The issue etcd/issues/15247 was raised in the community on Feb this year and was finally fixed after more than half a year. This problem mainly occurs when the leader blocks for a long time (such as when writing WAL log), which may cause the lease to be incorrectly revoked in the end.
Please refer to etcd/issues/15247#issuecomment-1777862093 to get the root cause of the issue.
However, this problem is currently only fixed on the main branch, and I have not yet gotten time to backport it to 3.4 and 3.5.
bbolt mainly continues to reproduce + investigate the data corruption issues. We have made some big progress, and discovered a linux kernel issue, which was introduced by the new feature fast-commit, may also cause the data corruption. When the fast-commit feature is turned on, data may be lost when the system suddenly crashes or power off. Eventually leading to bbolt data corruption.
From a programming perspective, when the system call fdatasync
is called, the system returns success, but the data is not actually persisted. If the system powers off at this time, the data may be lost. That is, fdatasync
does not comply with its semantics. For details, please refer to the discussion of the issue bbolt/issues/562.
In addition, further improvements have been made to the surgery command.
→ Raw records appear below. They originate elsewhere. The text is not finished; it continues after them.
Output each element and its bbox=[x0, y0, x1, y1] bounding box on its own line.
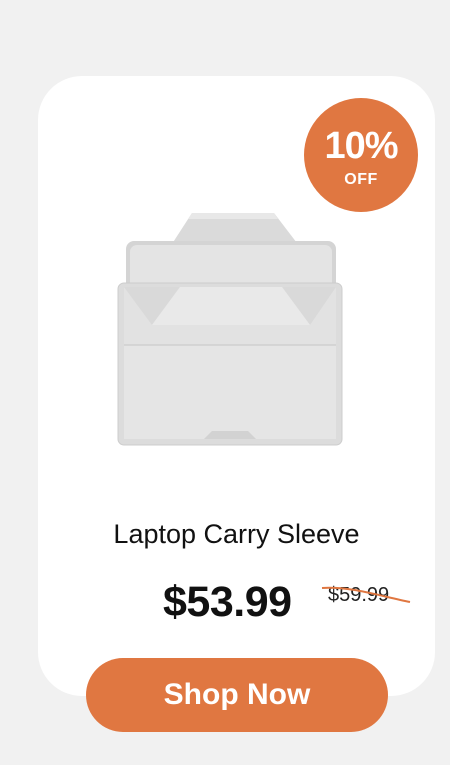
discount-badge: 10% OFF bbox=[304, 98, 418, 212]
product-screen: 10% OFF Laptop Carry Sleeve $53.99 $59.9… bbox=[0, 0, 450, 765]
laptop-sleeve-image[interactable] bbox=[112, 205, 347, 455]
current-price: $53.99 bbox=[163, 578, 292, 626]
original-price: $59.99 bbox=[328, 584, 390, 606]
product-title: Laptop Carry Sleeve bbox=[113, 519, 360, 549]
discount-percent: 10% bbox=[324, 125, 398, 167]
shop-now-button[interactable]: Shop Now bbox=[86, 658, 388, 732]
discount-label: OFF bbox=[344, 171, 378, 188]
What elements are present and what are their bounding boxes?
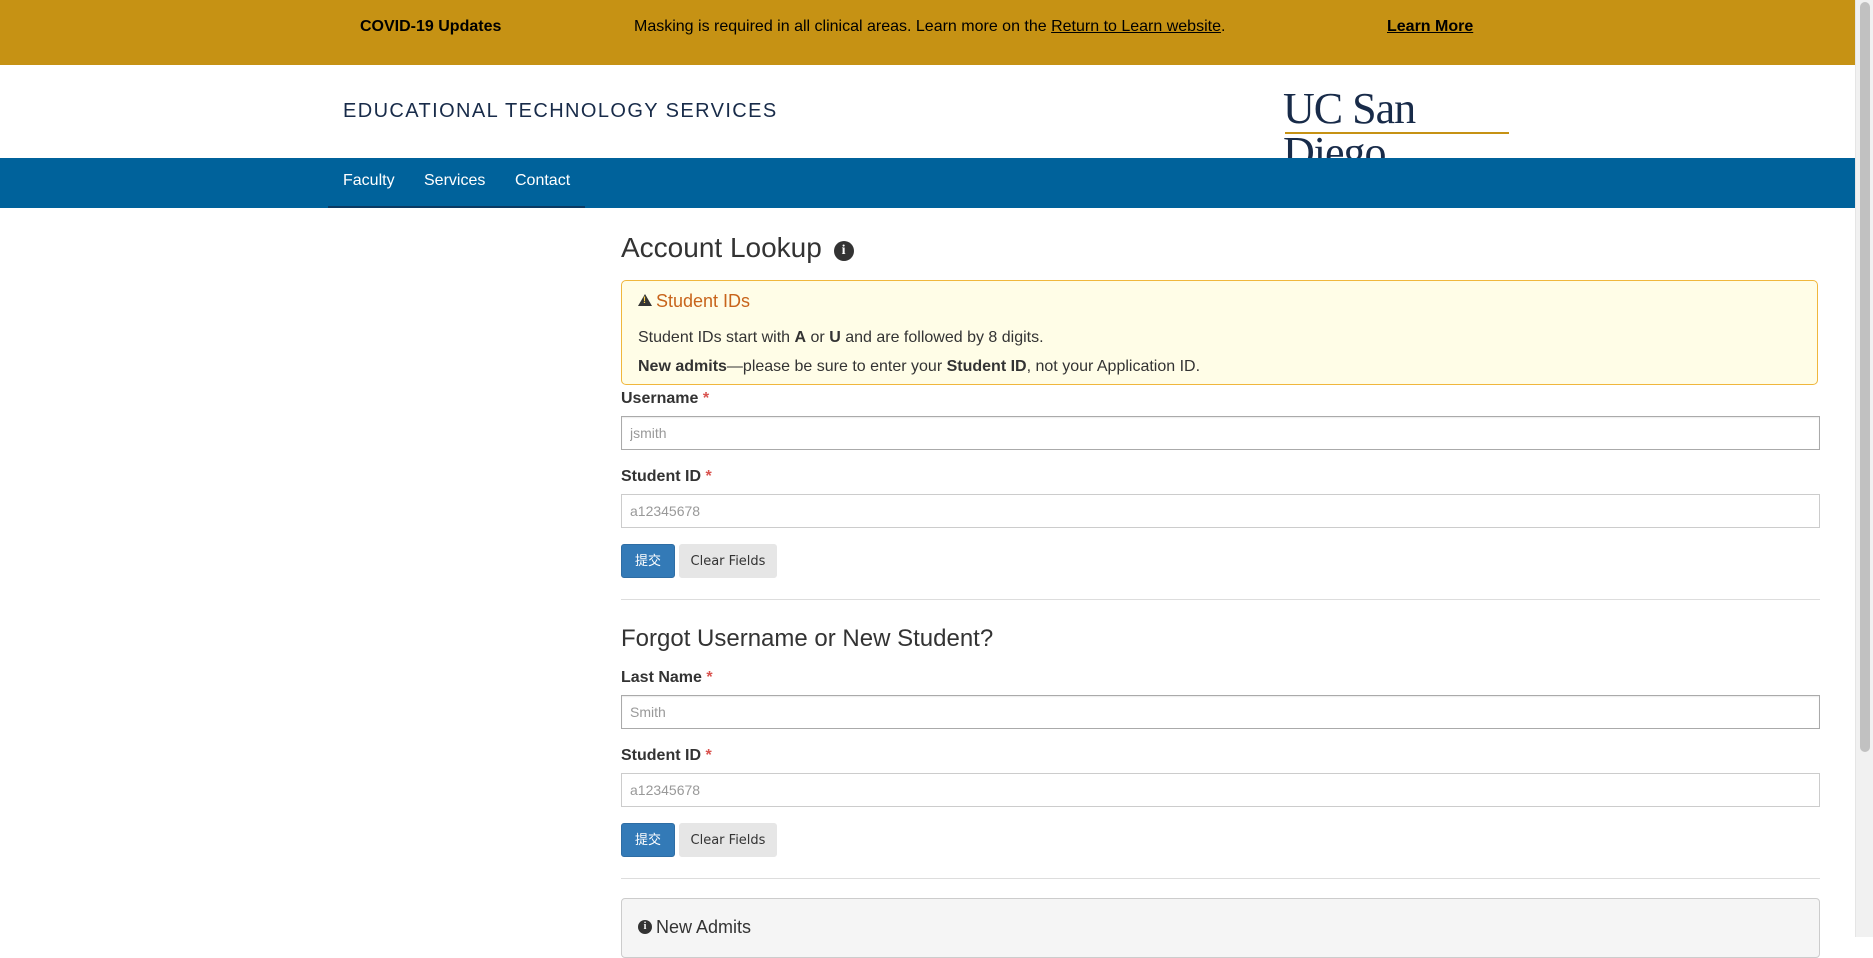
site-title[interactable]: EDUCATIONAL TECHNOLOGY SERVICES — [343, 100, 778, 123]
alert-text: , not your Application ID. — [1026, 358, 1201, 375]
alert-text: and are followed by 8 digits. — [840, 329, 1044, 346]
alert-bold: Student ID — [946, 358, 1027, 375]
clear-fields-button[interactable]: Clear Fields — [679, 544, 777, 578]
student-id-label-2: Student ID * — [621, 747, 712, 765]
site-header: EDUCATIONAL TECHNOLOGY SERVICES UC San D… — [0, 65, 1855, 175]
scrollbar-thumb[interactable] — [1860, 2, 1870, 752]
alert-text: or — [806, 329, 830, 346]
banner-message-prefix: Masking is required in all clinical area… — [634, 18, 1052, 35]
banner-message-suffix: . — [1220, 18, 1226, 35]
student-id-label-text: Student ID — [621, 747, 701, 764]
alert-line-2: New admits—please be sure to enter your … — [638, 358, 1200, 376]
logo-underline — [1285, 132, 1509, 134]
section-divider — [621, 878, 1820, 879]
last-name-label-text: Last Name — [621, 669, 702, 686]
alert-heading: Student IDs — [638, 291, 750, 312]
forgot-username-heading: Forgot Username or New Student? — [621, 625, 994, 652]
username-label: Username * — [621, 390, 709, 408]
banner-title: COVID-19 Updates — [360, 18, 502, 35]
ucsd-logo[interactable]: UC San Diego — [1283, 87, 1513, 175]
alert-text: Student IDs start with — [638, 329, 795, 346]
nav-item-services[interactable]: Services — [424, 172, 485, 190]
submit-button[interactable]: 提交 — [621, 544, 675, 578]
new-admits-panel: i New Admits — [621, 898, 1820, 958]
new-admits-heading-text: New Admits — [656, 917, 752, 937]
info-circle-icon[interactable]: i — [833, 241, 854, 261]
username-input[interactable] — [621, 416, 1820, 450]
vertical-scrollbar[interactable] — [1855, 0, 1873, 937]
student-id-input[interactable] — [621, 494, 1820, 528]
learn-more-link[interactable]: Learn More — [1387, 18, 1473, 36]
last-name-input[interactable] — [621, 695, 1820, 729]
alert-text: —please be sure to enter your — [726, 358, 947, 375]
student-ids-alert: Student IDs Student IDs start with A or … — [621, 280, 1818, 385]
nav-item-faculty[interactable]: Faculty — [343, 172, 395, 190]
section-divider — [621, 599, 1820, 600]
student-id-input-2[interactable] — [621, 773, 1820, 807]
info-circle-icon: i — [638, 920, 652, 934]
alert-bold: U — [829, 329, 841, 346]
main-nav: Faculty Services Contact — [0, 158, 1855, 208]
alert-heading-text: Student IDs — [656, 291, 751, 311]
banner-message: Masking is required in all clinical area… — [634, 18, 1225, 36]
required-marker: * — [705, 468, 712, 485]
last-name-label: Last Name * — [621, 669, 713, 687]
covid-banner: COVID-19 Updates Masking is required in … — [0, 0, 1855, 65]
required-marker: * — [705, 747, 712, 764]
return-to-learn-link[interactable]: Return to Learn website — [1051, 18, 1221, 35]
alert-bold: New admits — [638, 358, 727, 375]
alert-bold: A — [794, 329, 807, 346]
page-title-text: Account Lookup — [621, 232, 822, 263]
username-label-text: Username — [621, 390, 699, 407]
required-marker: * — [702, 390, 710, 407]
new-admits-heading: i New Admits — [638, 917, 751, 938]
clear-fields-button-2[interactable]: Clear Fields — [679, 823, 777, 857]
page-title: Account Lookup i — [621, 232, 854, 264]
nav-item-contact[interactable]: Contact — [515, 172, 570, 190]
student-id-label: Student ID * — [621, 468, 712, 486]
nav-menu: Faculty Services Contact — [328, 158, 585, 208]
warning-icon — [638, 294, 652, 306]
student-id-label-text: Student ID — [621, 468, 701, 485]
alert-line-1: Student IDs start with A or U and are fo… — [638, 329, 1044, 347]
submit-button-2[interactable]: 提交 — [621, 823, 675, 857]
required-marker: * — [706, 669, 713, 686]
The surgery command is to try to use some surgery (similar to surgery) to restore the database file when data corruption occurs.
Raft has not changed much, only a few minor improvements. One of them is the addition of ForgetLeader
. When the upper-layer application (raft-based applications) is pretty sure that the leader is dead, it can directly call ForgetLeader
on other followers to quickly generate a new leader. Otherwise, you need to wait for the election timeout to elect a new leader.
Please refer to PR raft/pull/78 for details.
First of all, raft maintainer @tbg has retired, see PR raft/pull/85. He will leave the community for at least one year. @tbg is very nice and definitely is an expert in the raft community.
In addition, before @tbg retired, he and I jointly nominated another Cockroachdb engineer as a reviewer, see PR raft/pull/87.
In the bbolt community, I recently nominated a new reviewer from Microsoft, see PR bbolt/issues/648. It is worth mentioning that the bbolt data corruption problem caused by the Linux kernel fast-commit bug was discovered by the new bbolt reviewer.
In addition, a new member from Google has been added to the etcd community.
The community launched a mentorship program a few months ago, and I am responsible for mentoring three mentors from different companies. Please refer to https://groups.google.com/g/etcd-dev/c/ywjqpJOVkwM. For specific reference,
Unfortunately, mentee from VMware was unable to continue this program due to job changes.
PS. Today happens to be Christmas, I wish everyone a Merry Christmas.